In the filing, the solicitor general’s office urged the Supreme Court to set aside the Ninth Circuit ruling and order the Ninth Circuit to reconsider it in light of a different reading on the law of sovereign immunity. Click here for the WSJ story; here for the filing.

The lawsuit, Doe v. Holy See, was filed in 2002 on behalf of a man who claimed he was sexually abused by a priest in Oregon in the mid-1960s. The plaintiff named the Holy See as a defendant, in addition to a handful of other parties.

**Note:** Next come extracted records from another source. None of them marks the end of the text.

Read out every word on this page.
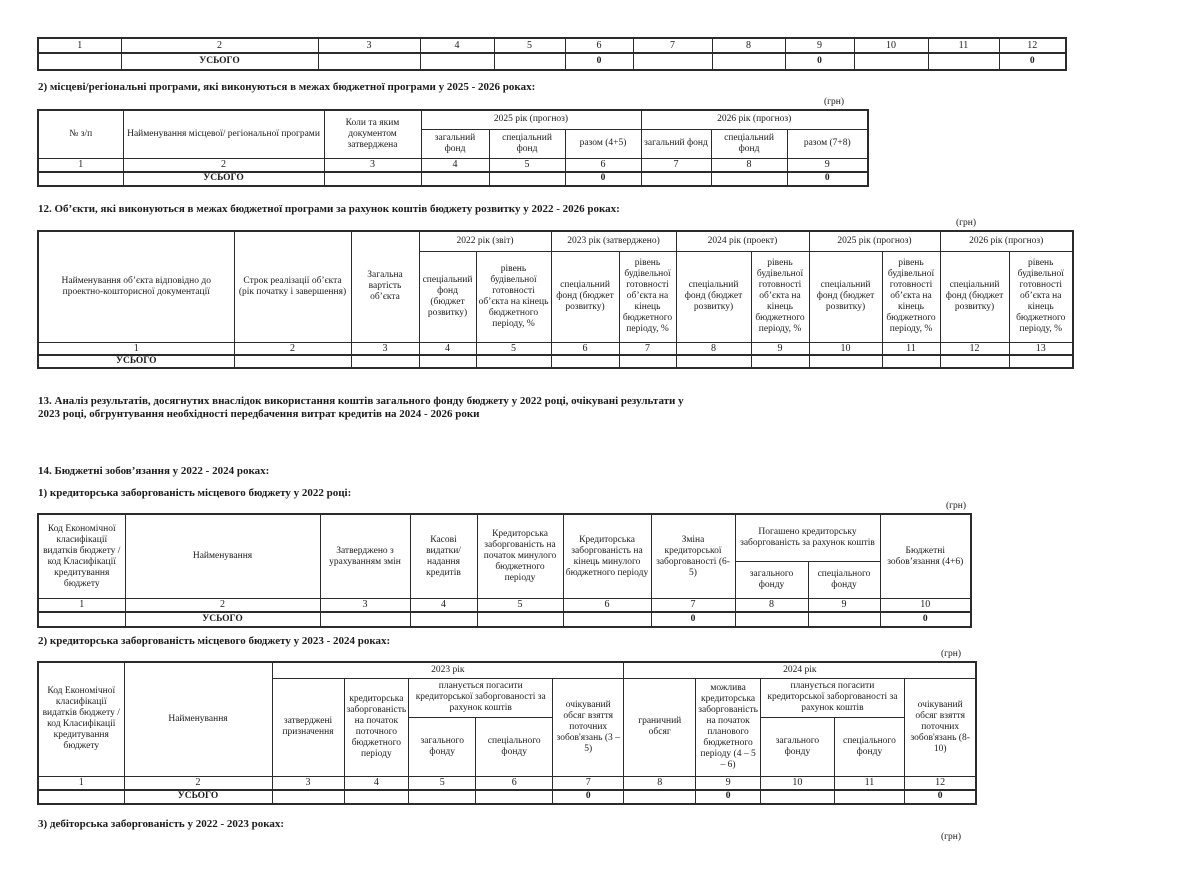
1	2	3	4	5	6	7	8	9	10	11	12
	УСЬОГО				0			0			0
2) місцеві/регіональні програми, які виконуються в межах бюджетної програми у 2025 - 2026 роках:
(грн)
№ з/п	Найменування місцевої/ регіональної програми	Коли та яким документом затверджена	2025 рік (прогноз)			2026 рік (прогноз)		
			загальний фонд	спеціальний фонд	разом (4+5)	загальний фонд	спеціальний фонд	разом (7+8)
1	2	3	4	5	6	7	8	9
	УСЬОГО				0			0
12. Об’єкти, які виконуються в межах бюджетної програми за рахунок коштів бюджету розвитку у 2022 - 2026 роках:
(грн)
Найменування об’єкта відповідно до проектно-кошторисної документації	Строк реалізації об’єкта (рік початку і завершення)	Загальна вартість об’єкта	2022 рік (звіт)		2023 рік (затверджено)		2024 рік (проект)		2025 рік (прогноз)		2026 рік (прогноз)	
			спеціальний фонд (бюджет розвитку)	рівень будівельної готовності об’єкта на кінець бюджетного періоду, %	спеціальний фонд (бюджет розвитку)	рівень будівельної готовності об’єкта на кінець бюджетного періоду, %	спеціальний фонд (бюджет розвитку)	рівень будівельної готовності об’єкта на кінець бюджетного періоду, %	спеціальний фонд (бюджет розвитку)	рівень будівельної готовності об’єкта на кінець бюджетного періоду, %	спеціальний фонд (бюджет розвитку)	рівень будівельної готовності об’єкта на кінець бюджетного періоду, %
1	2	3	4	5	6	7	8	9	10	11	12	13
УСЬОГО												
13. Аналіз результатів, досягнутих внаслідок використання коштів загального фонду бюджету у 2022 році, очікувані результати у 2023 році, обгрунтування необхідності передбачення витрат кредитів на 2024 - 2026 роки
14. Бюджетні зобов’язання у 2022 - 2024 роках:
1) кредиторська заборгованість місцевого бюджету у 2022 році:
(грн)
Код Економічної класифікації видатків бюджету / код Класифікації кредитування бюджету	Найменування	Затверджено з урахуванням змін	Касові видатки/ надання кредитів	Кредиторська заборгованість на початок минулого бюджетного періоду	Кредиторська заборгованість на кінець минулого бюджетного періоду	Зміна кредиторської заборгованості (6-5)	Погашено кредиторську заборгованість за рахунок коштів		Бюджетні зобов’язання (4+6)
							загального фонду	спеціального фонду	
1	2	3	4	5	6	7	8	9	10
	УСЬОГО					0			0
2) кредиторська заборгованість місцевого бюджету у 2023 - 2024 роках:
(грн)
Код Економічної класифікації видатків бюджету / код Класифікації кредитування бюджету	Найменування	2023 рік					2024 рік				
		затверджені призначення	кредиторська заборгованість на початок поточного бюджетного періоду	планується погасити кредиторської заборгованості за рахунок коштів		очікуваний обсяг взяття поточних зобов'язань (3 – 5)	граничний обсяг	можлива кредиторська заборгованість на початок планового бюджетного періоду (4 – 5 – 6)	планується погасити кредиторської заборгованості за рахунок коштів		очікуваний обсяг взяття поточних зобов'язань (8-10)
				загального фонду	спеціального фонду				загального фонду	спеціального фонду	
1	2	3	4	5	6	7	8	9	10	11	12
	УСЬОГО					0		0			0
3) дебіторська заборгованість у 2022 - 2023 роках:
(грн)
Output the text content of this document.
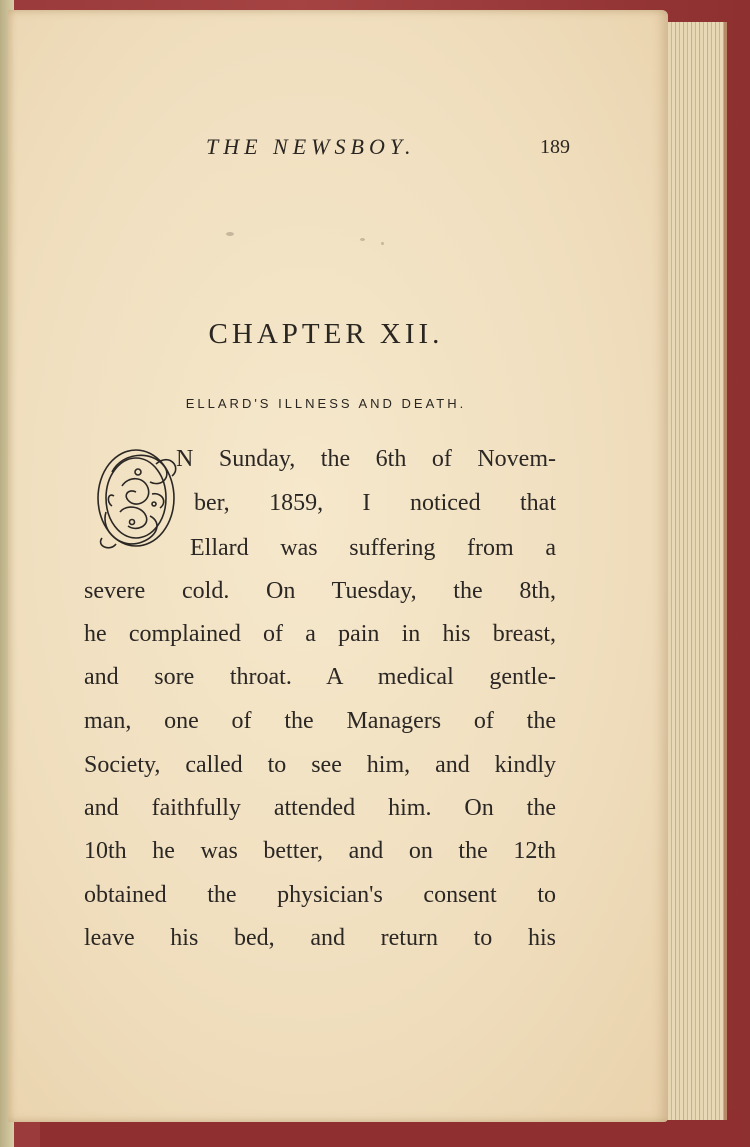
THE NEWSBOY.	189
CHAPTER XII.
ELLARD'S ILLNESS AND DEATH.
N Sunday, the 6th of Novem-
ber, 1859, I noticed that
Ellard was suffering from a
severe cold. On Tuesday, the 8th,
he complained of a pain in his breast,
and sore throat. A medical gentle-
man, one of the Managers of the
Society, called to see him, and kindly
and faithfully attended him. On the
10th he was better, and on the 12th
obtained the physician's consent to
leave his bed, and return to his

The plaintiff’s theory: Since the accused priest had previously been accused of abusing children in Ireland and Chicago, the Vatican should be held accountable for moving the priest to Oregon and continuing to let him serve, where it was conceivable he would continue to abuse. Jeffrey Lena, attorney for the Vatican, noted that the plaintiff has not provided evidence that the Vatican moved the priest in question around, or had control over the priest.

Specifically, the solicitor general’s office argued in its brief that the Ninth Circuit misapplied the Foreign Sovereign Immunities Act, a 1976 federal law governing when U.S. courts can hear cases against other countries.

Commenting on the brief, David Bederman, an international-law expert at Emory University School of Law, said that, “the door may still be cracked a bit,” for the plaintiff, “but there’s not a lot of daylight showing.”

Jeffrey Anderson, the lawyer for the plaintiff, called the Solicitor General’s brief “a little perplexing,” but said he remained heartened that the government didn’t recommend more-drastic action, such as dismissing the case altogether.